May L T, Landsberger F R, Inouye M, Sehgal P B
Proc Natl Acad Sci U S A. 1985 Jun;82(12):4090-4. doi: 10.1073/pnas.82.12.4090.
The nucleotide sequence of a 14-kilobase (kb) region of the human beta interferon (IFN-beta)-related DNA locus on chromosome 2 (genomic DNA clone lambda B3) was determined and compared to that of the IFN-beta 1 gene by using the Sellers TT algorithm. This algorithm aligns segments of one sequence with similar segments in a second sequence. A strategy was developed for assessing the significance of similarities between DNA sequences based on a scheme that recognizes patterns or runs of identities within an alignment. The pattern score (II) thus obtained is an entropy-like measure. Numerically it is a reflection of the length of the second longest run of identity in an alignment plus a correction factor due to the other shorter identity runs in the alignment. When the IFN-beta 1 gene is compared to a random nucleotide sequence, the distribution of II scores in such comparisons fits a Gaussian function. This strategy has been used to identify seven segments along one strand of lambda B3 DNA that are related to segments in IFN-beta 1; these seven alignments have II scores greater than or equal to 3 standard deviations above the mean score obtained in comparisons between IFN-beta 1 and random nucleotide sequences. One of these alignments (section 7) has a II score 8.02 standard deviations above this mean score. The likelihood of finding an alignment statement as good as that in section 7 in a random sequence the length of the human genome is approximately 10(-7). Furthermore, the lambda B3 DNA sequence in section 7 selects the human IFN-beta 1 gene as the most significant alignment in computer searches of mammalian nucleotide sequence data bases.
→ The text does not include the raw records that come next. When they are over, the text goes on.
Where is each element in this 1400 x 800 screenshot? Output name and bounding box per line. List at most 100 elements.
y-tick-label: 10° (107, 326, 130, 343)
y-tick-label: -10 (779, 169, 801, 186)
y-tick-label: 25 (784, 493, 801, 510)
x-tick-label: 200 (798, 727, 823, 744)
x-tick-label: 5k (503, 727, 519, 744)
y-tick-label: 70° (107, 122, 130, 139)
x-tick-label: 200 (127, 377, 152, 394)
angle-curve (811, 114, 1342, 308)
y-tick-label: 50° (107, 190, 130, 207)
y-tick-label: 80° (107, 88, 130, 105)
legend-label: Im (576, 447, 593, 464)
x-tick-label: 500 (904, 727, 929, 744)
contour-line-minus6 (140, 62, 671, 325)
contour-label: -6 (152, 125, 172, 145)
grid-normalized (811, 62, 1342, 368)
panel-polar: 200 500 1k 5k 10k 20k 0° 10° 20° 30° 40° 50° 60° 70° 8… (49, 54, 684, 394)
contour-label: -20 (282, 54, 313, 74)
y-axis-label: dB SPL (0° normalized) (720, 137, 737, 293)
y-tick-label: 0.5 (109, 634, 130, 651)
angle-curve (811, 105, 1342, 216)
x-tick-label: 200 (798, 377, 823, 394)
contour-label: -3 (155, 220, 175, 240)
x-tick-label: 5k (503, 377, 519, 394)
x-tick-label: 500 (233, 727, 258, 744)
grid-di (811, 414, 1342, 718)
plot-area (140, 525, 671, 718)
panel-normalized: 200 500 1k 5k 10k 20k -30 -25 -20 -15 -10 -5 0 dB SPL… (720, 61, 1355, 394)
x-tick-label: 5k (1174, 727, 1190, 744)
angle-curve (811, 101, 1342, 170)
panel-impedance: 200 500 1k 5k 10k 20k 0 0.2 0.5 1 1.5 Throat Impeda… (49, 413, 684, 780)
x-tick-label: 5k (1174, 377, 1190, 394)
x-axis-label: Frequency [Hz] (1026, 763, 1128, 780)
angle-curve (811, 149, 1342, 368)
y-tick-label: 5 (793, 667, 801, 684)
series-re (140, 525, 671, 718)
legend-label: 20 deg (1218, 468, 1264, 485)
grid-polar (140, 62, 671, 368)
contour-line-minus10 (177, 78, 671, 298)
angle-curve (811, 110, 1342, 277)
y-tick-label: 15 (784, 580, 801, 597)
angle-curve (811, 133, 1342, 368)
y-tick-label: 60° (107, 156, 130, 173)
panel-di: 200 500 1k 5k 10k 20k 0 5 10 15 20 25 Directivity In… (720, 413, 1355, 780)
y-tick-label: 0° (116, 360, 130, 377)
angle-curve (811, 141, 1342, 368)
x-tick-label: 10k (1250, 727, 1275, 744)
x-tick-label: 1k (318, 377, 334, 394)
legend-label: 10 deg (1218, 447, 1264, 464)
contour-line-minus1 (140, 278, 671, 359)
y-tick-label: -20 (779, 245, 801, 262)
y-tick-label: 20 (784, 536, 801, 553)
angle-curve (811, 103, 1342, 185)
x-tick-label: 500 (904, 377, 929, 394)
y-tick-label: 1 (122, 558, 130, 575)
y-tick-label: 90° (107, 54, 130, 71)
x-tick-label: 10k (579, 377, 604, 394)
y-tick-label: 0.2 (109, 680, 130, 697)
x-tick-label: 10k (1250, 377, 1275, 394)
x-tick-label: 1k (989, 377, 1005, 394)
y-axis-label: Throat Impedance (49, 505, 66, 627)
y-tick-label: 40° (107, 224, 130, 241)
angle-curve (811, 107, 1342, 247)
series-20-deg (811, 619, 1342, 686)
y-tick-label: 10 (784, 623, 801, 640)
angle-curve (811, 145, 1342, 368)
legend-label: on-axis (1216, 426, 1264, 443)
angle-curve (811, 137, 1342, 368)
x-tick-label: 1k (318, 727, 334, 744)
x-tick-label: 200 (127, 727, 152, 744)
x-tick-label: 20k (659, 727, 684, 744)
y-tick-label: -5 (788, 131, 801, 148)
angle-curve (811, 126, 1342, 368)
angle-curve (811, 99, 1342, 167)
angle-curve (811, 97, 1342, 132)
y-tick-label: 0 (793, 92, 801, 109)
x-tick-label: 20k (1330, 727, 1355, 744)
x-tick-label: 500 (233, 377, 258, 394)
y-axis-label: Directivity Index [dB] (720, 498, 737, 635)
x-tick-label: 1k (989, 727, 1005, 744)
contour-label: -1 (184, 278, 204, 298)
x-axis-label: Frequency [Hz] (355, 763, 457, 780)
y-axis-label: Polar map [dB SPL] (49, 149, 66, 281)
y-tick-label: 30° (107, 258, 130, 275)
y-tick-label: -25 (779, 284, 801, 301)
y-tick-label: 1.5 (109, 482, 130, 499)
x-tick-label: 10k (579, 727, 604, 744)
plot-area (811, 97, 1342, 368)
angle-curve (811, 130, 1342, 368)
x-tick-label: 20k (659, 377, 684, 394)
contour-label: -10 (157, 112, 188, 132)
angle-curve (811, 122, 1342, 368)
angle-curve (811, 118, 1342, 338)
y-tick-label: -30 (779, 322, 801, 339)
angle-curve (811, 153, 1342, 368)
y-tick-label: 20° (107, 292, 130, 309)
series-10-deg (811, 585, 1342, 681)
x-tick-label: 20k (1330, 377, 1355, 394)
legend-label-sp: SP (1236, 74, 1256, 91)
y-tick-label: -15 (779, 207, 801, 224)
测定了位于2号染色体上的人β干扰素(IFN-β)相关DNA位点的一个14千碱基(kb)区域(基因组DNA克隆λB3)的核苷酸序列,并使用塞勒斯TT算法将其与IFN-β1基因的序列进行比较。该算法将一个序列的片段与第二个序列中的相似片段进行比对。基于识别比对中同一性模式或连续片段的方案,开发了一种评估DNA序列之间相似性显著性的策略。由此获得的模式得分(II)是一种类似熵的度量。从数值上讲,它反映了比对中第二长同一性连续片段的长度,再加上由于比对中其他较短同一性连续片段产生的校正因子。当将IFN-β1基因与随机核苷酸序列进行比较时,此类比较中II得分的分布符合高斯函数。该策略已用于识别λB3 DNA一条链上与IFN-β1中的片段相关的7个片段;这7个比对的II得分高于IFN-β1与随机核苷酸序列比较中获得的平均得分3个标准差或更高。其中一个比对(第7部分)的II得分比该平均得分高出8.02个标准差。在人类基因组长度的随机序列中找到与第7部分一样好的比对结果的可能性约为10^(-7)。此外,第7部分中的λB3 DNA序列在哺乳动物核苷酸序列数据库的计算机搜索中,将人类IFN-β1基因选为最显著的比对结果。